Это было энциклопедическое издание «Мертвых душ».
  - Впечатляет...  Кстати,  кто же он теперь: великий украинский или великий русский писатель? 
   - По крайней мере, сам он себя ощущал малороссом. Помнишь начало первой главы?
   - Подожди – не подсказывай, - предупредил шеф, ища нужную страницу.  – Т-а-ак… «В ворота гостиницы губернского города NN…» Гм… гм…
   Он внимательно прочитывал каждую строчку. Потом поднял глаза:
   - Дальше?
   - Пропустил.
   - «Два русские мужика»?
    - Совершенно верно. Посуди, ты ведь никогда не скажешь, что видел в метро двух русских мужиков. Так только иностранец может подумать.
   - Но позволь, - не сдавался шеф, так как по натуре был спорщиком. – Это натяжка. Знаю я этих литературоведов: из пальца высасывают. 
    - И тем не менее.
   - Хорошо, - не унимался шеф, - тогда получается, во всей поэме русских - только два этих мужика да еще вот трактир, в котором вертлявый половой прислуживает.  Остальные – сплошь малороссы. И франт, и сбитенщик… Это скорее о сословной принадлежности говорит.
   Видя, что этих аргументов недостаточно, и чувствуя задор, шеф  углубился в чтение, и уже через минуту лицо его просияло.
   - Ага! – торжественно и злорадно воскликнул он. – А как ты это объяснишь: «к нам в Россию»? Тут же не написано: «к этим москалям»?
   Целиков улыбался. Он не считал нужным спорить, так как знал характер товарища. Не встретив сопротивления и чувствуя себя победителем, тот продолжил осмотр библиотеки.
   - О! Ильин. Исключительно трезвый мыслитель, как ты считаешь? 
   - Насколько это возможно в положении изгнанника, -  согласился Целиков.
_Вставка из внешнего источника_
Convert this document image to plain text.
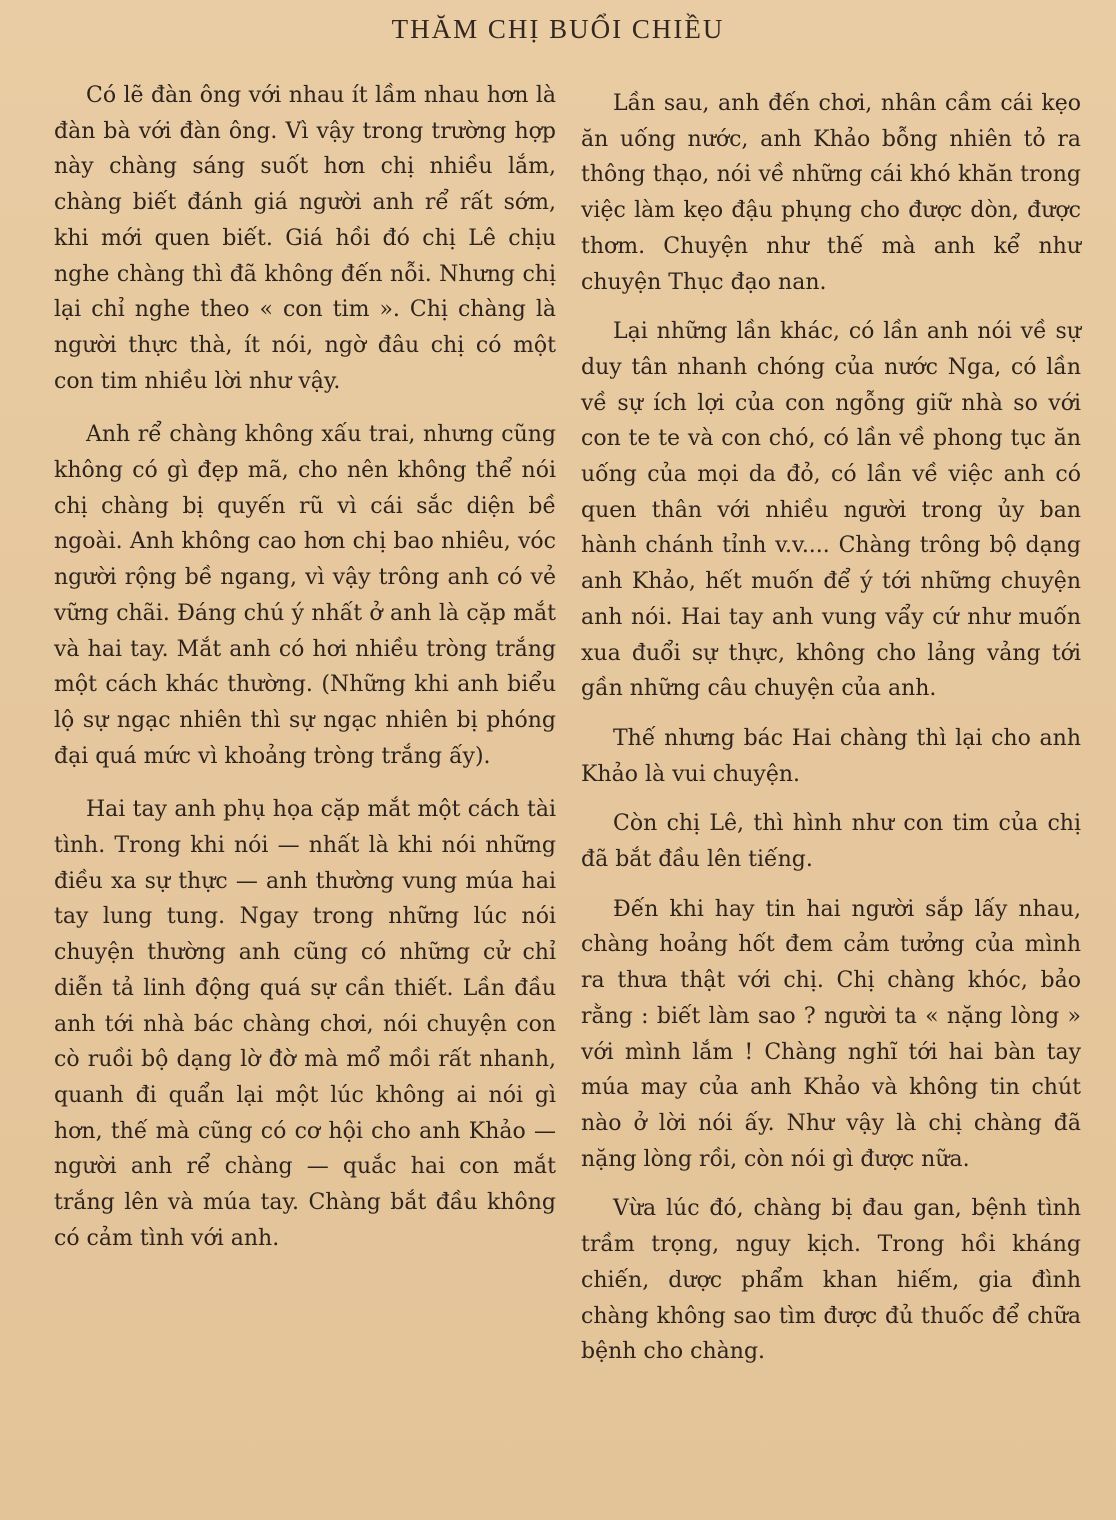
THĂM CHỊ BUỔI CHIỀU

Có lẽ đàn ông với nhau ít lầm nhau hơn là đàn bà với đàn ông. Vì vậy trong trường hợp này chàng sáng suốt hơn chị nhiều lắm, chàng biết đánh giá người anh rể rất sớm, khi mới quen biết. Giá hồi đó chị Lê chịu nghe chàng thì đã không đến nỗi. Nhưng chị lại chỉ nghe theo « con tim ». Chị chàng là người thực thà, ít nói, ngờ đâu chị có một con tim nhiều lời như vậy.

Anh rể chàng không xấu trai, nhưng cũng không có gì đẹp mã, cho nên không thể nói chị chàng bị quyến rũ vì cái sắc diện bề ngoài. Anh không cao hơn chị bao nhiêu, vóc người rộng bề ngang, vì vậy trông anh có vẻ vững chãi. Đáng chú ý nhất ở anh là cặp mắt và hai tay. Mắt anh có hơi nhiều tròng trắng một cách khác thường. (Những khi anh biểu lộ sự ngạc nhiên thì sự ngạc nhiên bị phóng đại quá mức vì khoảng tròng trắng ấy).

Hai tay anh phụ họa cặp mắt một cách tài tình. Trong khi nói — nhất là khi nói những điều xa sự thực — anh thường vung múa hai tay lung tung. Ngay trong những lúc nói chuyện thường anh cũng có những cử chỉ diễn tả linh động quá sự cần thiết. Lần đầu anh tới nhà bác chàng chơi, nói chuyện con cò ruồi bộ dạng lờ đờ mà mổ mồi rất nhanh, quanh đi quẩn lại một lúc không ai nói gì hơn, thế mà cũng có cơ hội cho anh Khảo — người anh rể chàng — quắc hai con mắt trắng lên và múa tay. Chàng bắt đầu không có cảm tình với anh.

Lần sau, anh đến chơi, nhân cầm cái kẹo ăn uống nước, anh Khảo bỗng nhiên tỏ ra thông thạo, nói về những cái khó khăn trong việc làm kẹo đậu phụng cho được dòn, được thơm. Chuyện như thế mà anh kể như chuyện Thục đạo nan.

Lại những lần khác, có lần anh nói về sự duy tân nhanh chóng của nước Nga, có lần về sự ích lợi của con ngỗng giữ nhà so với con te te và con chó, có lần về phong tục ăn uống của mọi da đỏ, có lần về việc anh có quen thân với nhiều người trong ủy ban hành chánh tỉnh v.v.... Chàng trông bộ dạng anh Khảo, hết muốn để ý tới những chuyện anh nói. Hai tay anh vung vẩy cứ như muốn xua đuổi sự thực, không cho lảng vảng tới gần những câu chuyện của anh.

Thế nhưng bác Hai chàng thì lại cho anh Khảo là vui chuyện.

Còn chị Lê, thì hình như con tim của chị đã bắt đầu lên tiếng.

Đến khi hay tin hai người sắp lấy nhau, chàng hoảng hốt đem cảm tưởng của mình ra thưa thật với chị. Chị chàng khóc, bảo rằng : biết làm sao ? người ta « nặng lòng » với mình lắm ! Chàng nghĩ tới hai bàn tay múa may của anh Khảo và không tin chút nào ở lời nói ấy. Như vậy là chị chàng đã nặng lòng rồi, còn nói gì được nữa.

Vừa lúc đó, chàng bị đau gan, bệnh tình trầm trọng, nguy kịch. Trong hồi kháng chiến, dược phẩm khan hiếm, gia đình chàng không sao tìm được đủ thuốc để chữa bệnh cho chàng.
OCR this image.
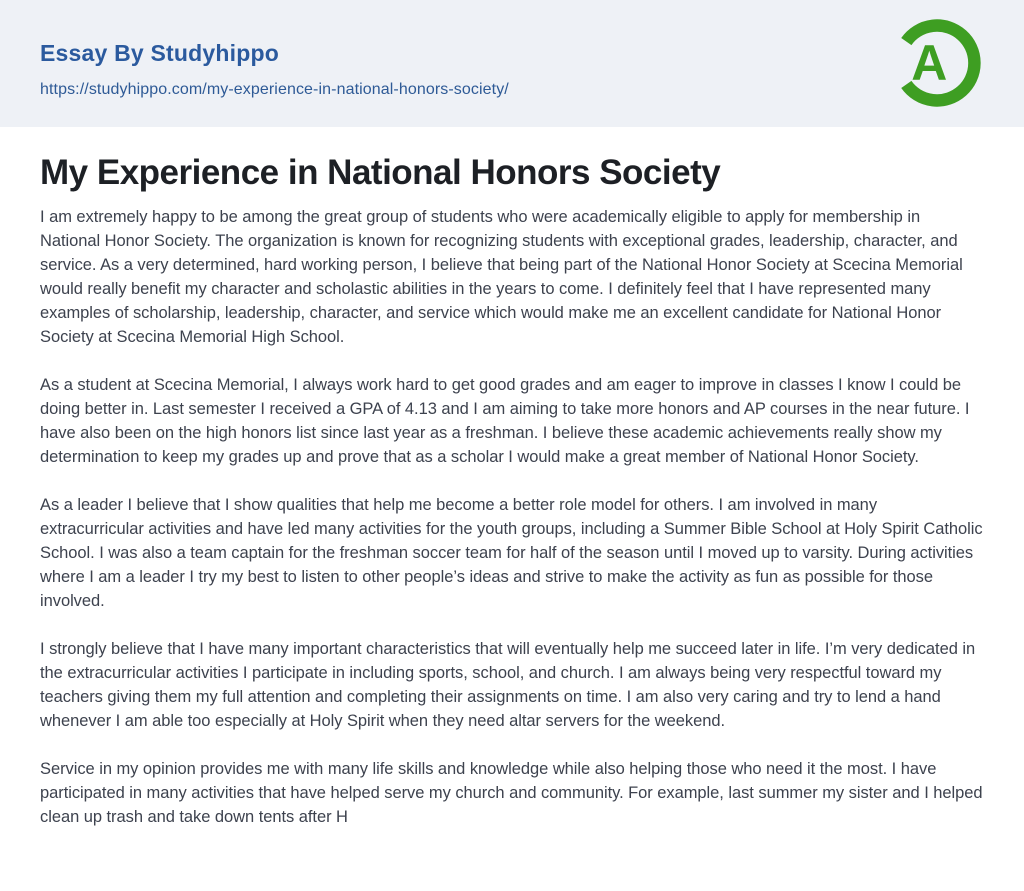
Essay By Studyhippo
https://studyhippo.com/my-experience-in-national-honors-society/	A
My Experience in National Honors Society

I am extremely happy to be among the great group of students who were academically eligible to apply for membership in National Honor Society. The organization is known for recognizing students with exceptional grades, leadership, character, and service. As a very determined, hard working person, I believe that being part of the National Honor Society at Scecina Memorial would really benefit my character and scholastic abilities in the years to come. I definitely feel that I have represented many examples of scholarship, leadership, character, and service which would make me an excellent candidate for National Honor Society at Scecina Memorial High School.

As a student at Scecina Memorial, I always work hard to get good grades and am eager to improve in classes I know I could be doing better in. Last semester I received a GPA of 4.13 and I am aiming to take more honors and AP courses in the near future. I have also been on the high honors list since last year as a freshman. I believe these academic achievements really show my determination to keep my grades up and prove that as a scholar I would make a great member of National Honor Society.

As a leader I believe that I show qualities that help me become a better role model for others. I am involved in many extracurricular activities and have led many activities for the youth groups, including a Summer Bible School at Holy Spirit Catholic School. I was also a team captain for the freshman soccer team for half of the season until I moved up to varsity. During activities where I am a leader I try my best to listen to other people’s ideas and strive to make the activity as fun as possible for those involved.

I strongly believe that I have many important characteristics that will eventually help me succeed later in life. I’m very dedicated in the extracurricular activities I participate in including sports, school, and church. I am always being very respectful toward my teachers giving them my full attention and completing their assignments on time. I am also very caring and try to lend a hand whenever I am able too especially at Holy Spirit when they need altar servers for the weekend.

Service in my opinion provides me with many life skills and knowledge while also helping those who need it the most. I have participated in many activities that have helped serve my church and community. For example, last summer my sister and I helped clean up trash and take down tents after H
   Шеф уже листал том в темном переплете. Нашел, что искал, и прочел:
   - «Вот уже полтораста лет Западная Европа боится России. Никакое служение России общеевропейскому делу не весит перед лицом этого страха, никакое благородство и бескорыстие русских Государей не рассеивало этого европейского злопыхательства". Будто сегодня написано!  «Если отбор новых русских людей удастся и совершится быстро, то Россия восстановится и возродится в течение нескольких лет; если же нет – то Россия перейдет…  в долгий период…  деморализации, всяческого распада и международной зависимости…»  Все по второму сценарию пошло: у власти  – коррумпированное чиновничество, в оппозиции в лучшем случае те, для кого «доктрина дороже России». Национально ориентированной элиты нет у нас – в этом вся беда!
Целиков не согласился:
   - Просто она не на виду. На виду больше тщеславные. Не может такая страна существовать без «лучших людей». 
   Это не убедило шефа, но тема была слишком неподъемной, чтобы обсуждать ее после вчерашнего. Вернув книгу на место, он спросил:
   - Что Марья Тимофеевна?
   - Мария Тимофеевна, -  нехотя  сказал Целиков, - уже три года как умерла.
   - Извини, не знал, - огорчился шеф.  – Прими мои искренние соболезнования.
   Мне показалось, что голос его дрогнул. Целиков сделал знак рукой, означавший, что ему не хочется поддерживать этот нелегкий разговор в присутствии постороннего.
   - Ты как хочешь, - решительно сказал шеф, –  а мы родителей наших должны помянуть. Виктор, можно тебя попросить принести из машины?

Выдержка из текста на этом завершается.